“They’re harping on branded products again?!”
We get it. However, we believe it can’t be overstated enough how detrimental it is for an independent ECP to buy identical-quality products for 2-3x the price, particularly when these brands are often “invisible” to the patient (i.e. optical labs/ generated lenses).
Think about your average lab job — the handful of go-to lenses your staff orders time and time again throughout the day.
Do these jobs average high two-digit ($XX) or low three-digit ($XXX) prices? If so, you’re dramatically overpaying right now for zero difference in performance vs. present-day house brands. With house brands, your practice could profit an extra $30, $50, or $100+ per lab order day-in and day-out, and your patient will experience the exact same quality, performance, and warranty as “industry-leading” brands.

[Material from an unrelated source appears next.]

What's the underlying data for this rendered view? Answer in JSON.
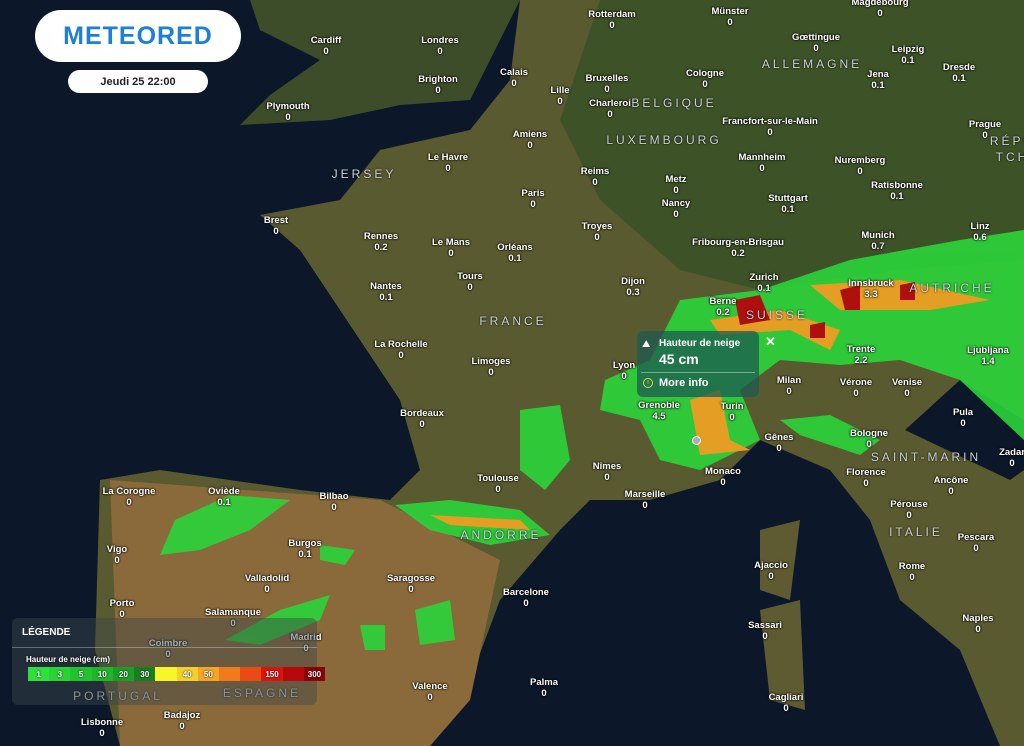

No crazy marketing campaigns required, and no $XX,XXX equipment purchase needed either.
What about your optical’s AR pricing?
Many labs deceive doctors into thinking they’re getting the best lens pricing, but then absolutely destroy their profit margins by charging $25 – $30 for basic AR or $30 – $40+ for premium AR. AR that performs identically is available on today’s market for $10 (basic) and $15 – $21 (premium dipcoat).
Are you presenting multiple options to your patients when they insist on a branded lens?
A patient will oftentimes be open to trying something new if it’s $100 less expensive and you promise to “make it right” if not satisfied. If they encounter any nonadapt issues, they can bring the lens back, pay the extra $100, and get the brand they wanted in the first place.
Purchase price isn’t dictated by what you pay for lenses.
Purchase price is dictated by what the market will bear. If your competitors charge $200 – $300 for a high-performance progressive because they have to pay $150 – $200 for a branded lens, you should charge the same price even though you’re only paying $50 – $85 for equal-quality house brand lenses.
Look Beyond Full-Service Lab Costs
This extends beyond full-service lab bills. Even though they’re often an opportunity to reduce costs by 50% – 70%, these overinflated markups also extend to stock lenses if you edge in-house. If you’re paying anywhere near $15 – $20 per pair of poly or trivex lenses with premium AR, you’re overpaying.
Due to their branded markup, all of this rationale applies to frames as well. Those insights and cautions are thoroughly discussed in Step 5.